# alphaburner owners



## bowcrete (Dec 29, 2008)

absulutley not i cant wait have you shoot one


----------



## bucktaker1 (Feb 15, 2010)

pulled them back but is the 70% let off not that bad .What about holding it for long periods of time


----------



## vftcandy (Nov 6, 2009)

Heck ya! The burner is hands down the nicest bow i have ever owned. i shot em all before i bought it. I bought a 60lb Blackout burner. At 29" it shoots a 350 gr arrow 313fps! I don't have a problem holding this bad boy back for long periods of time. But you should shoot everything you can get your hands on. Good luck on your decision, hope you find one you can't live without. I can't wait to smoke a buck with the burner...:flame:


----------



## Alpha Burnt (Sep 12, 2005)

If youre prone to creep forward, be forewarned there is a very short valley before peak wt on the alpha burner. If you are using good back tension, it should not be an issue.


----------



## migaloo (Nov 15, 2006)

Alpha Burnt said:


> If youre prone to creep forward, be forewarned there is a very short valley before peak wt on the alpha burner. If you are using good back tension, it should not be an issue.

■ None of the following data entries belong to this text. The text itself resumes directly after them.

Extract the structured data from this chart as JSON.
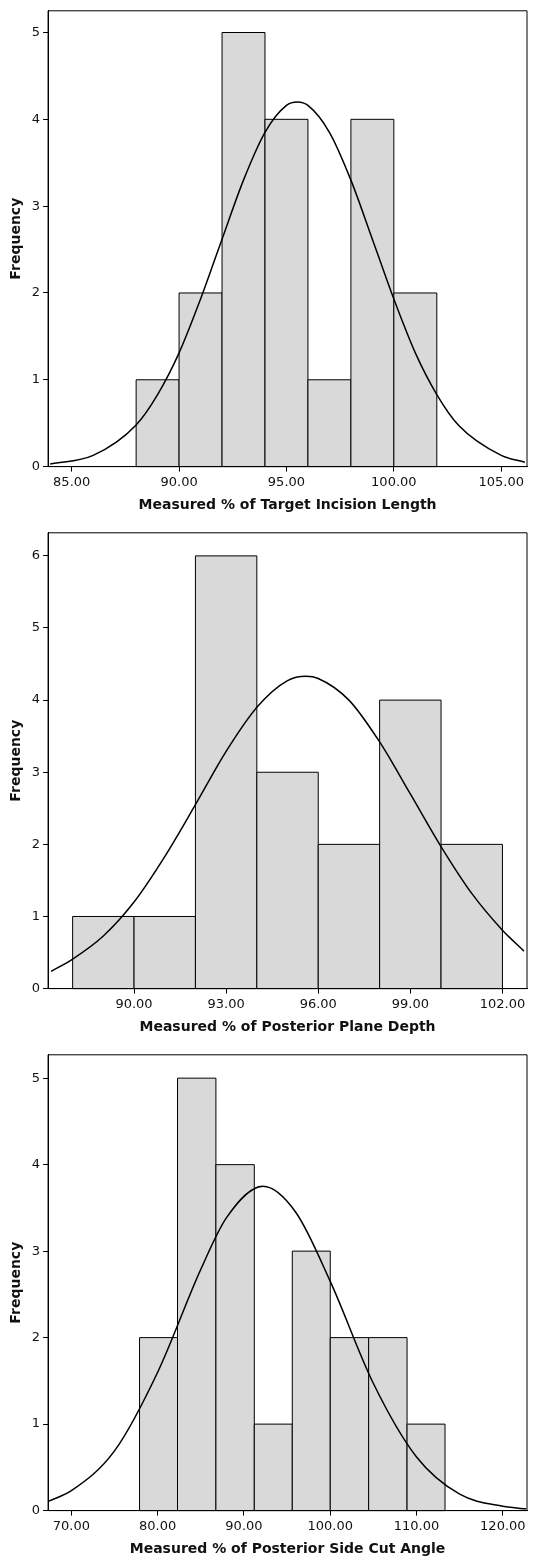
{
  "chart_data": [
    {
      "type": "histogram",
      "xlabel": "Measured % of Target Incision Length",
      "ylabel": "Frequency",
      "bins": [
        88,
        90,
        92,
        94,
        96,
        98,
        100,
        102
      ],
      "marker": "none",
      "series": [
        {
          "type": "histogram",
          "color": "#d9d9d9",
          "values": [
            1,
            2,
            5,
            4,
            1,
            4,
            2
          ]
        },
        {
          "type": "line",
          "color": "#000000",
          "x": [
            84,
            86,
            88,
            89,
            90,
            91,
            92,
            93,
            94,
            95,
            95.5,
            96,
            97,
            98,
            99,
            100,
            101,
            102,
            103,
            105,
            106.1
          ],
          "values": [
            0.03,
            0.13,
            0.48,
            0.83,
            1.31,
            1.93,
            2.62,
            3.3,
            3.85,
            4.16,
            4.2,
            4.16,
            3.85,
            3.3,
            2.62,
            1.93,
            1.31,
            0.83,
            0.48,
            0.13,
            0.05
          ]
        }
      ],
      "xlim": [
        83.9,
        106.2
      ],
      "ylim": [
        0,
        5.25
      ],
      "xticks": [
        {
          "value": 85,
          "label": "85.00"
        },
        {
          "value": 90,
          "label": "90.00"
        },
        {
          "value": 95,
          "label": "95.00"
        },
        {
          "value": 100,
          "label": "100.00"
        },
        {
          "value": 105,
          "label": "105.00"
        }
      ],
      "yticks": [
        0,
        1,
        2,
        3,
        4,
        5
      ]
    },
    {
      "type": "histogram",
      "xlabel": "Measured % of Posterior Plane Depth",
      "ylabel": "Frequency",
      "bins": [
        88,
        90,
        92,
        94,
        96,
        98,
        100,
        102
      ],
      "marker": "none",
      "series": [
        {
          "type": "histogram",
          "color": "#d9d9d9",
          "values": [
            1,
            1,
            6,
            3,
            2,
            4,
            2
          ]
        },
        {
          "type": "line",
          "color": "#000000",
          "x": [
            87.3,
            88,
            89,
            90,
            91,
            92,
            93,
            94,
            95,
            95.6,
            96,
            97,
            98,
            99,
            100,
            101,
            102,
            102.7
          ],
          "values": [
            0.24,
            0.41,
            0.73,
            1.2,
            1.83,
            2.55,
            3.29,
            3.9,
            4.27,
            4.33,
            4.3,
            4.0,
            3.42,
            2.7,
            1.97,
            1.32,
            0.81,
            0.52
          ]
        }
      ],
      "xlim": [
        87.2,
        102.8
      ],
      "ylim": [
        0,
        6.32
      ],
      "xticks": [
        {
          "value": 90,
          "label": "90.00"
        },
        {
          "value": 93,
          "label": "93.00"
        },
        {
          "value": 96,
          "label": "96.00"
        },
        {
          "value": 99,
          "label": "99.00"
        },
        {
          "value": 102,
          "label": "102.00"
        }
      ],
      "yticks": [
        0,
        1,
        2,
        3,
        4,
        5,
        6
      ]
    },
    {
      "type": "histogram",
      "xlabel": "Measured % of Posterior Side Cut Angle",
      "ylabel": "Frequency",
      "bins": [
        77.9,
        82.3,
        86.75,
        91.2,
        95.6,
        100,
        104.45,
        108.9,
        113.3
      ],
      "marker": "none",
      "series": [
        {
          "type": "histogram",
          "color": "#d9d9d9",
          "values": [
            2,
            5,
            4,
            1,
            3,
            2,
            2,
            1
          ]
        },
        {
          "type": "line",
          "color": "#000000",
          "x": [
            67.4,
            70,
            75,
            80,
            85,
            88,
            92.2,
            96,
            100,
            105,
            110,
            115,
            120,
            122.7
          ],
          "values": [
            0.11,
            0.23,
            0.69,
            1.6,
            2.79,
            3.39,
            3.75,
            3.45,
            2.65,
            1.47,
            0.62,
            0.19,
            0.05,
            0.02
          ]
        }
      ],
      "xlim": [
        67.3,
        122.8
      ],
      "ylim": [
        0,
        5.27
      ],
      "xticks": [
        {
          "value": 70,
          "label": "70.00"
        },
        {
          "value": 80,
          "label": "80.00"
        },
        {
          "value": 90,
          "label": "90.00"
        },
        {
          "value": 100,
          "label": "100.00"
        },
        {
          "value": 110,
          "label": "110.00"
        },
        {
          "value": 120,
          "label": "120.00"
        }
      ],
      "yticks": [
        0,
        1,
        2,
        3,
        4,
        5
      ]
    }
  ]
}
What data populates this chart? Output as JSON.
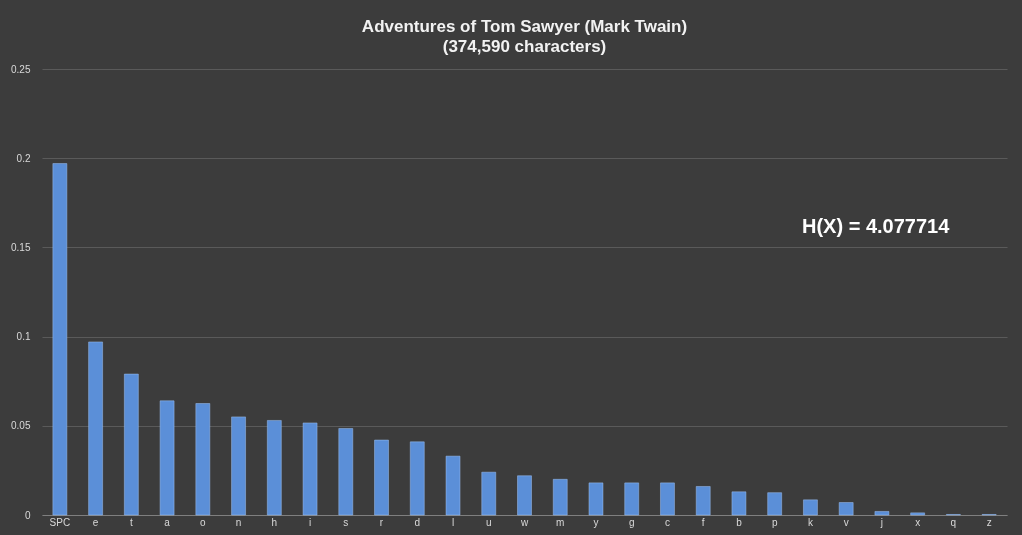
{
  "chart_data": {
    "type": "bar",
    "title": "Adventures of Tom Sawyer (Mark Twain)",
    "subtitle": "(374,590 characters)",
    "categories": [
      "SPC",
      "e",
      "t",
      "a",
      "o",
      "n",
      "h",
      "i",
      "s",
      "r",
      "d",
      "l",
      "u",
      "w",
      "m",
      "y",
      "g",
      "c",
      "f",
      "b",
      "p",
      "k",
      "v",
      "j",
      "x",
      "q",
      "z"
    ],
    "values": [
      0.197,
      0.097,
      0.079,
      0.064,
      0.0625,
      0.055,
      0.053,
      0.0516,
      0.0485,
      0.042,
      0.041,
      0.033,
      0.024,
      0.022,
      0.02,
      0.018,
      0.018,
      0.018,
      0.016,
      0.013,
      0.0125,
      0.0085,
      0.007,
      0.002,
      0.0012,
      0.0003,
      0.0003
    ],
    "color": "#5b8fd8",
    "ylim": [
      0,
      0.25
    ],
    "yticks": [
      0,
      0.05,
      0.1,
      0.15,
      0.2,
      0.25
    ],
    "grid": "y",
    "annotations": [
      "H(X) = 4.077714"
    ]
  }
}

You will probably go through a learning curve hunting with this bow especially if you are not use to shooting spirals, you gotta keep it on the wall or you might see some tails waving at you.


----------



## elkkiller#4 (Mar 19, 2007)

it is an awesome hunting bow in my humble opinion I cannot wait for turkey season to get the first blood drawn with mine, they are super accurate. Mine shoots a 370 grain arrow at 306 thats 29'' 60 pounds. I am going to use this for all my hunting deer, elk, goat hopefully if I get drawn.


----------



## docholliday (Nov 8, 2006)

Unfortunately I have a short DL (27"), my burner is set at 75lbs, 27" dl, shooting a 412gr Beman MFX arrow @ 296fps. It went 310fps with a 365gr Gold Tip XT Hunter. In the last month I've shot 300-400 shots a week and I'm shooting a 300 league with it currently. I think it will do fine in the woods.


----------



## BUGMAN88 (Sep 29, 2008)

Bought one fr 3-D in red fusion but will probably own one for hunting in the fall. Love the spiral cams!!!!!!!!!


----------



## ks.bowhunter (Jan 20, 2009)

bucktaker1 said:


> i was wondering if the alphaburner would be a bad hunting bow do to the 70% let off what do you guys think


Nope.Everybody knows you can't kill a deer with anything less than 80% let off.Kinda makes me feel sorry for those traditional guys...LOL j/k..enjoy your new bow.I hope to be ordering one soon.


----------



## nigonjac (Feb 22, 2009)

THE BEST BOW I HAVE EVER LAYED HANDS ON...I am new to hoyt, but hoyt picked me up on their shooting staff, so i had to switch over and i took the alphaburner over every other hoyt bow, the spirals are awesome, they make take a lil while to get use to, but after about a week of shooting you get use to the letoff and what not, it is the most accurate bow i have ever shot....in other words...GET ONE!!!!


----------



## 1snapple (Jan 25, 2010)

I want one. To bad I'm only 14 and jobless. Once I get a job this summer I am planning on getting one. Right now I'm shooting a Diamond Razors Edge. It's nice but I want an upgrade. I'm planning on getting a back tension release. What is your set up for these? Thanks for all the help and reviews :smile:


----------



## Speed 1B (Nov 14, 2006)

Best bow ive ever shot. I think they will be the bow that proves low brace height bows can win championships. (3D)


----------